Alejandro murió el vigésimo octavo día del mes griego de Skirophorion (Daisios en macedonio), en la 114 Olimpiada (13 de junio de 323 a. C.). Tenía treinta y dos años y ocho meses, y estaba en el decimotercero año de su reinado.

Sus mujeres se desgarraron entre sí. Roxana, que siempre había estado celosa de Estatira, la hija de Darío III, la hizo asesinar, así como a la hermana de ésta, Dripetis (que se había casado con Hefestión); luego trajo al mundo, en los plazos normales de embarazo, un hijo, que por lo tanto era hijo de Alejandro y al que impuso el nombre de su padre. Se suele llamar al rey Alejandro III de Macedonia bien Alejandro Magno, bien Alejandro el Conquistador.

Dejaba dos hijos (Heracles, que le había dado la persa Barsine, y Alejandro, el hijo de Roxana); ambos fueron asesinados en su niñez en el marco de la «guerra de sucesión» a la que se entregaron los grandes de Macedonia (Antípater, Casandro, etc.), lo mismo que sus madres. En esta lucha por el poder Cleopatra, la hermana de Alejandro, también fue inmolada.

También dos mujeres de más edad habían contado en la vida de Alejandro: su madre, Olimpia, y la viuda de Darío III, la reina madre Sisigambis. La primera luchó hasta el año 316 a. C. contra todos los pretendientes, y de manera especial contra el macedonio Casandro, que se libró de ella entregándola a sus enemigos (la ejecutaron). En cuanto a Sisigambis, abrumada de pena, se negó a comer y murió de inanición y dolor, cinco días después de aquel al que llamaba su «hijo adoptivo».

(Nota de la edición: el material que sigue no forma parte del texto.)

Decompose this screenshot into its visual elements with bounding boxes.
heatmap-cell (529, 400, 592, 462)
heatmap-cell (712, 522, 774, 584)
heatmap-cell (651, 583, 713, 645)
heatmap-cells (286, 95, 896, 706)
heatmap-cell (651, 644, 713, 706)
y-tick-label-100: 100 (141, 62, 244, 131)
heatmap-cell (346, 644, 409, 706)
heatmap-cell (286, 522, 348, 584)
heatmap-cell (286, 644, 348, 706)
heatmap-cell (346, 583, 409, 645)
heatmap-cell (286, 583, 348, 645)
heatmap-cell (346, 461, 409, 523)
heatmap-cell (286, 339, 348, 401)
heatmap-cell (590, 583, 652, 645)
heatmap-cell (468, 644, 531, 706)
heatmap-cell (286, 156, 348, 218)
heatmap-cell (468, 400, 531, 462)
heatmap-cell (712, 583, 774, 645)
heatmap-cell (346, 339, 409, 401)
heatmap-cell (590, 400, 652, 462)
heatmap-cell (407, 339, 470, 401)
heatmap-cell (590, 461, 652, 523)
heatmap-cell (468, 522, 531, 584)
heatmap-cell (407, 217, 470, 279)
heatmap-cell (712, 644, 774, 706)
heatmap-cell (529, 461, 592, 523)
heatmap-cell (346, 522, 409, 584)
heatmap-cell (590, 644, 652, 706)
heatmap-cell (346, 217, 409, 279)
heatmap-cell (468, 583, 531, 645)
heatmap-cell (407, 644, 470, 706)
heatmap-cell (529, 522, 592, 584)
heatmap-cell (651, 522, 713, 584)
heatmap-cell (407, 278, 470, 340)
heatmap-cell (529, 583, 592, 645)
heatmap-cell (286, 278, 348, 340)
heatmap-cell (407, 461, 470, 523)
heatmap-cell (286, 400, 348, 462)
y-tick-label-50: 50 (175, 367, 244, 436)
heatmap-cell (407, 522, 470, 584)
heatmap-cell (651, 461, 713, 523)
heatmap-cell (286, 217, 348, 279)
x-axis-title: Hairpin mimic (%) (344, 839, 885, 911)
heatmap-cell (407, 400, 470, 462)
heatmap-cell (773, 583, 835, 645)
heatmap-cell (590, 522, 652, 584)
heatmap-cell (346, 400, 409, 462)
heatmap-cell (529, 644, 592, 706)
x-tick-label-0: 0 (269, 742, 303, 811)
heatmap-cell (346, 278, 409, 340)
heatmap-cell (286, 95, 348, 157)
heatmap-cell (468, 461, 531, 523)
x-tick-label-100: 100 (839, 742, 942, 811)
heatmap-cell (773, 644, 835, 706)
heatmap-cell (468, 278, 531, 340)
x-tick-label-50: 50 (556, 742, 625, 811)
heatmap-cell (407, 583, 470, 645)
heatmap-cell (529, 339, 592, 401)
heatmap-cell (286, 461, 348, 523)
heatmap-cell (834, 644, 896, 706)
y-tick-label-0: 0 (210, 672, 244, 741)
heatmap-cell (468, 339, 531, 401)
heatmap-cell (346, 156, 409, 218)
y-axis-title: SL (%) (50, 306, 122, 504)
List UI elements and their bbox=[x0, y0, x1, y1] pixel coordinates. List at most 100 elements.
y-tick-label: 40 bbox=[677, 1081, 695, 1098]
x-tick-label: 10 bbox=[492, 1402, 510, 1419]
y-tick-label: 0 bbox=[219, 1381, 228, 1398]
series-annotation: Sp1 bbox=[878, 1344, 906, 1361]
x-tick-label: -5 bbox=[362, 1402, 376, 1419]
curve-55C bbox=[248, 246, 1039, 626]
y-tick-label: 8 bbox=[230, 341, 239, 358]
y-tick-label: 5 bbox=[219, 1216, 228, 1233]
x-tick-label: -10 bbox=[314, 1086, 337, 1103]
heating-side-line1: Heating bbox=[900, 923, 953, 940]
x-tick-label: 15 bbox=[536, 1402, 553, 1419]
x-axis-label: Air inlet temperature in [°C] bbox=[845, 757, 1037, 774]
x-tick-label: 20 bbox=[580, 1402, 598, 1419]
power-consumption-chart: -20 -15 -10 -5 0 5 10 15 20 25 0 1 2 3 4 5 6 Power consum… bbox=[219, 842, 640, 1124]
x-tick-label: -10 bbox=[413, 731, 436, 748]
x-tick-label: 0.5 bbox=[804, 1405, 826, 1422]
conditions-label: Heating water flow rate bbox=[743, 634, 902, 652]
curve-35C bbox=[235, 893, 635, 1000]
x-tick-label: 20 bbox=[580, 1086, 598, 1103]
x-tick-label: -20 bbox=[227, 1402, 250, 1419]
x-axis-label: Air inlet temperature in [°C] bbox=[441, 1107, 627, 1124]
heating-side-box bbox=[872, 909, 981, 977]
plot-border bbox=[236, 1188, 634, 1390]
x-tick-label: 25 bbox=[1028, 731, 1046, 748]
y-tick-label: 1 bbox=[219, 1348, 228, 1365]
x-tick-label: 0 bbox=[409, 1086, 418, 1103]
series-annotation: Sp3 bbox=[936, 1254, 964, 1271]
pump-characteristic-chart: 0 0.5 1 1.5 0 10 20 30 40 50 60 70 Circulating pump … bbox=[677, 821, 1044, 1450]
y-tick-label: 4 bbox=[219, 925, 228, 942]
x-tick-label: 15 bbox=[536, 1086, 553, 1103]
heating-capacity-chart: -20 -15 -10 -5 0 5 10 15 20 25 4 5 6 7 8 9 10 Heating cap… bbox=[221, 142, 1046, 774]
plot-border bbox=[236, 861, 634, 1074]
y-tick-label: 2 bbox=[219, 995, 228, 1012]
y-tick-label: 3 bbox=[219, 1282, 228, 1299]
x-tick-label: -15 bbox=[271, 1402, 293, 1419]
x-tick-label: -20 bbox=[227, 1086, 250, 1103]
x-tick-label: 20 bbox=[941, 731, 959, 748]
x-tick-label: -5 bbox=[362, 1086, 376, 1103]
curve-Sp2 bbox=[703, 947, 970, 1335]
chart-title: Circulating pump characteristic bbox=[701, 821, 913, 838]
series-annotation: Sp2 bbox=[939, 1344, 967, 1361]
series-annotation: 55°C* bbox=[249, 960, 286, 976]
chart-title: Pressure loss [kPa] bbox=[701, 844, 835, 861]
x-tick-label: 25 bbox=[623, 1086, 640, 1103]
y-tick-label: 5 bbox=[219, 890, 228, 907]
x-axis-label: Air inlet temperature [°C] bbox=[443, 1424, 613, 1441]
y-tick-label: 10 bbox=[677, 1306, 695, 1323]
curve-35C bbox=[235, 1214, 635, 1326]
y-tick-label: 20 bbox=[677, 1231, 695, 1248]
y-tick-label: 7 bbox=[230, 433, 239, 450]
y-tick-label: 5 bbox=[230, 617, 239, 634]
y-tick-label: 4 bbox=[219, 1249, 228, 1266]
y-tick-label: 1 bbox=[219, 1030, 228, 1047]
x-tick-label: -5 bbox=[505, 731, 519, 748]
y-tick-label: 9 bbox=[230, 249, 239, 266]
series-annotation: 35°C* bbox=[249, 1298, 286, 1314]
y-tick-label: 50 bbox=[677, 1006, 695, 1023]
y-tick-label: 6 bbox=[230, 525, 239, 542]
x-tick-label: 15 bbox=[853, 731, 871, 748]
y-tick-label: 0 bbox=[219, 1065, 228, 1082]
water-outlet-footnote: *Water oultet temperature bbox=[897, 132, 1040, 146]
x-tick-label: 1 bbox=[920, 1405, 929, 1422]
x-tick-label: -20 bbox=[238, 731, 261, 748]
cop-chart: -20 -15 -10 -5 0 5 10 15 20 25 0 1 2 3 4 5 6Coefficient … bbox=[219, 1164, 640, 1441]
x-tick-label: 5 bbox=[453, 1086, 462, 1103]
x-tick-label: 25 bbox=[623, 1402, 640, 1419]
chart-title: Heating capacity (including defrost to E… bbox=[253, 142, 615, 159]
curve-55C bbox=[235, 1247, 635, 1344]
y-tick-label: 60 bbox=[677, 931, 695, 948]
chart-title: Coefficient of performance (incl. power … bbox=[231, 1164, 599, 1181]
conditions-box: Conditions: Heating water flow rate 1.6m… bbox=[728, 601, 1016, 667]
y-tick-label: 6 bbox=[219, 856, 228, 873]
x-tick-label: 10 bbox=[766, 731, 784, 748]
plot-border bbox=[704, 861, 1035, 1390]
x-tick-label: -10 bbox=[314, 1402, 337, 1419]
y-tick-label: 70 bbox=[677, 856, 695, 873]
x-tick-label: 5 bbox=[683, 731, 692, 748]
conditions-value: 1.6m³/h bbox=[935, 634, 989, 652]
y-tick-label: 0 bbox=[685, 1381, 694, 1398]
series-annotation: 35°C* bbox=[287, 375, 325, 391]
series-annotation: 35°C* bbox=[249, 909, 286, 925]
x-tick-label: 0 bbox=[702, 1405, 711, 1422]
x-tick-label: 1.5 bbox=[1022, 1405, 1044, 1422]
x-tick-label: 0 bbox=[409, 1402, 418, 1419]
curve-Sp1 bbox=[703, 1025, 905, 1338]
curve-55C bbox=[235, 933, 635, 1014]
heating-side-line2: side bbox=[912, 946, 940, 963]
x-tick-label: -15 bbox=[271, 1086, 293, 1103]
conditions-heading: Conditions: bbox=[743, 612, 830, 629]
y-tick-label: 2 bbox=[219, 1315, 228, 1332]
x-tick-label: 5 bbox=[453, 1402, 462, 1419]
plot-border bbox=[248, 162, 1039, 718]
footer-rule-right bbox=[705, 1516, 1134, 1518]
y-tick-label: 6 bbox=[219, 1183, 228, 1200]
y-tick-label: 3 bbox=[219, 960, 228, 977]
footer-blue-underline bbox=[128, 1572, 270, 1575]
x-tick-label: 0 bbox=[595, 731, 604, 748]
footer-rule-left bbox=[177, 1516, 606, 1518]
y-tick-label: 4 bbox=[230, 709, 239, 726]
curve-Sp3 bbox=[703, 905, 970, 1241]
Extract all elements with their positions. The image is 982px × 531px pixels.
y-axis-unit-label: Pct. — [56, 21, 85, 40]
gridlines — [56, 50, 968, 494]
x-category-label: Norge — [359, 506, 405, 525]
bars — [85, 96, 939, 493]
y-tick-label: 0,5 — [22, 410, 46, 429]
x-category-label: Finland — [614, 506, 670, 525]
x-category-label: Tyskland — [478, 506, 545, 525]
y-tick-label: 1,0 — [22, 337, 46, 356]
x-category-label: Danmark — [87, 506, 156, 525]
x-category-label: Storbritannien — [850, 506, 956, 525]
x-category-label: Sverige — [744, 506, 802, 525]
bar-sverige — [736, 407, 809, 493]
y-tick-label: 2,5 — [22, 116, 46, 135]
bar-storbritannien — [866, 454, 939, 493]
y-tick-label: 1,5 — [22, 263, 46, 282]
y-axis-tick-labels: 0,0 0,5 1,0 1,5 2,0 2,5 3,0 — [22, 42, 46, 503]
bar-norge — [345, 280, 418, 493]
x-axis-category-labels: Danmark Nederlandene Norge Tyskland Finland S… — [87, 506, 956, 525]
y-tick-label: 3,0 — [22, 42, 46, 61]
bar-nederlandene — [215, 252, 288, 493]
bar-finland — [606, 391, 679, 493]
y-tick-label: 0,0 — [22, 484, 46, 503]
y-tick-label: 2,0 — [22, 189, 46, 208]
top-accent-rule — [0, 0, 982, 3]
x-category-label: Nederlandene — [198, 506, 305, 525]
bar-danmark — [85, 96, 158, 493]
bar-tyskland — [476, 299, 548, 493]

Quedaba el Imperio de Alejandro. No se trataba de un Estado del que éste fuera el soberano, sino un conjunto heteróclito de territorios que había conquistado. Sus sucesores, los diadocos, se lo reparten, pero tras varios años de guerras desordenadas se disoció en un mosaico de estados territoriales donde floreció una brillante civilización helenística, que sufrió la influencia enriquecedora de las civilizaciones del Oriente Próximo.